Oscillation-damping mats or oscillation damping panels are
preferably used for this purpose. Impacts or oscillations which act
from beneath on the packaging unit can thus effectively be
prevented from being transferred inadmissibly to the packaging unit
and via the packaging unit into a glass roll to be transported.
[0043] Damping elements against lateral impacts or impacts from
above or against a transfer of oscillations when a plurality of
packaging units are arranged together can also be arranged at any
desired point on the outer face of the packaging unit where
expedient.
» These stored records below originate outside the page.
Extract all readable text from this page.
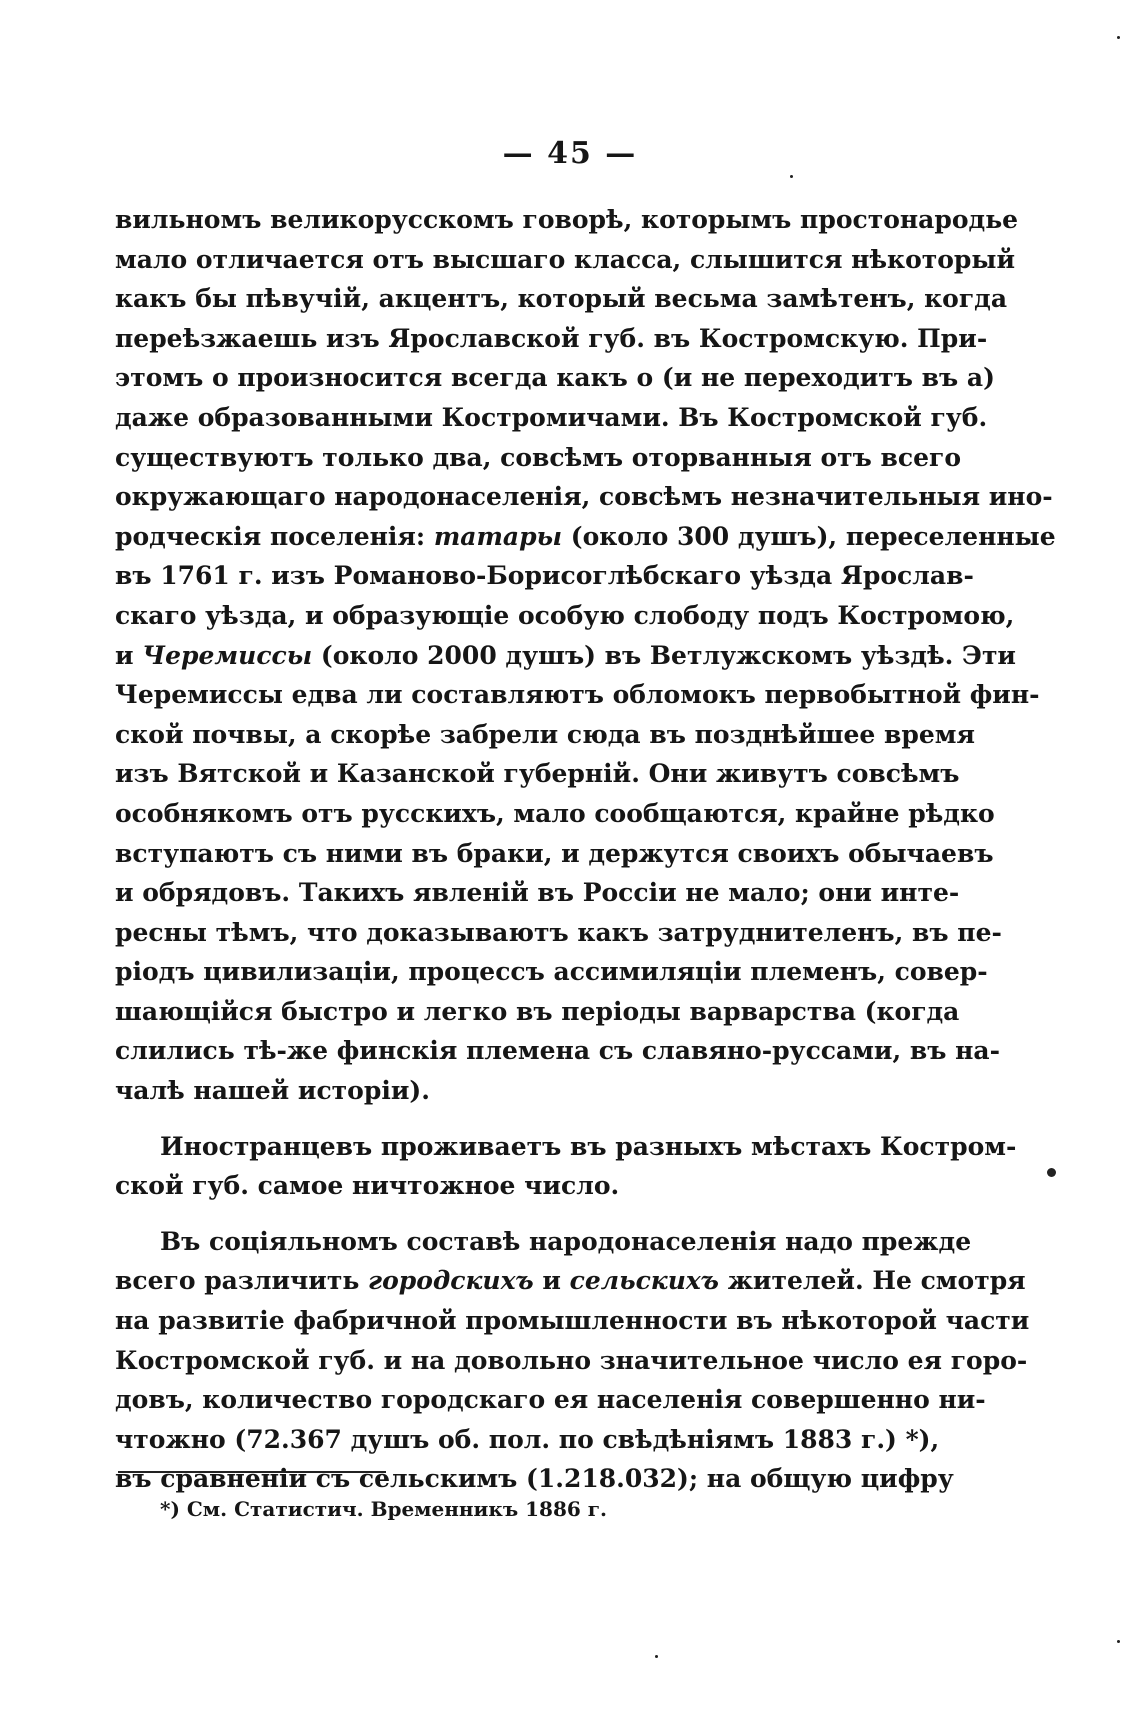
— 45 —
вильномъ великорусскомъ говорѣ, которымъ простонародье
мало отличается отъ высшаго класса, слышится нѣкоторый
какъ бы пѣвучій, акцентъ, который весьма замѣтенъ, когда
переѣзжаешь изъ Ярославской губ. въ Костромскую. При-
этомъ о произносится всегда какъ о (и не переходитъ въ а)
даже образованными Костромичами. Въ Костромской губ.
существуютъ только два, совсѣмъ оторванныя отъ всего
окружающаго народонаселенія, совсѣмъ незначительныя ино-
родческія поселенія: татары (около 300 душъ), переселенные
въ 1761 г. изъ Романово-Борисоглѣбскаго уѣзда Ярослав-
скаго уѣзда, и образующіе особую слободу подъ Костромою,
и Черемиссы (около 2000 душъ) въ Ветлужскомъ уѣздѣ. Эти
Черемиссы едва ли составляютъ обломокъ первобытной фин-
ской почвы, а скорѣе забрели сюда въ позднѣйшее время
изъ Вятской и Казанской губерній. Они живутъ совсѣмъ
особнякомъ отъ русскихъ, мало сообщаются, крайне рѣдко
вступаютъ съ ними въ браки, и держутся своихъ обычаевъ
и обрядовъ. Такихъ явленій въ Россіи не мало; они инте-
ресны тѣмъ, что доказываютъ какъ затруднителенъ, въ пе-
ріодъ цивилизаціи, процессъ ассимиляціи племенъ, совер-
шающійся быстро и легко въ періоды варварства (когда
слились тѣ-же финскія племена съ славяно-руссами, въ на-
чалѣ нашей исторіи).
Иностранцевъ проживаетъ въ разныхъ мѣстахъ Костром-
ской губ. самое ничтожное число.
Въ соціяльномъ составѣ народонаселенія надо прежде
всего различить городскихъ и сельскихъ жителей. Не смотря
на развитіе фабричной промышленности въ нѣкоторой части
Костромской губ. и на довольно значительное число ея горо-
довъ, количество городскаго ея населенія совершенно ни-
чтожно (72.367 душъ об. пол. по свѣдѣніямъ 1883 г.) *),
въ сравненіи съ сельскимъ (1.218.032); на общую цифру
*) См. Статистич. Временникъ 1886 г.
In this case, the damping elements can cover the entire
outer face of a wall part or only larger or smaller regions.
[0044] Since the packaging units can also be stacked in accordance
with the invention or can be arranged together so as to form a
larger packaging unit, one or more damping elements can be arranged
in accordance with a further embodiment according to the invention
on the outer faces at points where the individual packaging units
contact, preferably on the supporting face or the supporting faces
below or above or on a contact face to the side of the packaging
unit.
[0045] For example, buffer elements or impact dampers formed from
an elastomer, such as rubber, silicone or caoutchouc or foam or
also resilient springs, in particular such as rubber springs, are
used as damping elements. Damping elements containing a metal mesh
for example or gas-damped elements can also be used however. In
accordance with the invention, all suitable damping elements known
sufficiently to a person skilled in the art can be used. Depending
on the specific task of a damping element, the deformation path and
the damping can be selected so as to be smaller or larger as a
result of suitable shape and/or material selection. When
dimensioning and sizing the damping elements, the mass of the glass
roll or of the packaging unit to be sprung or damped is taken into
consideration. In one embodiment, gas pressure damping elements are
used here, which make it possible, via an adjustable gas pressure,
to adjust the damping to the mass of the glass roll to be
packaged.
[0046] In all cases, an oscillation in the natural frequency of the
mass to be packaged is also to be counteracted or avoided.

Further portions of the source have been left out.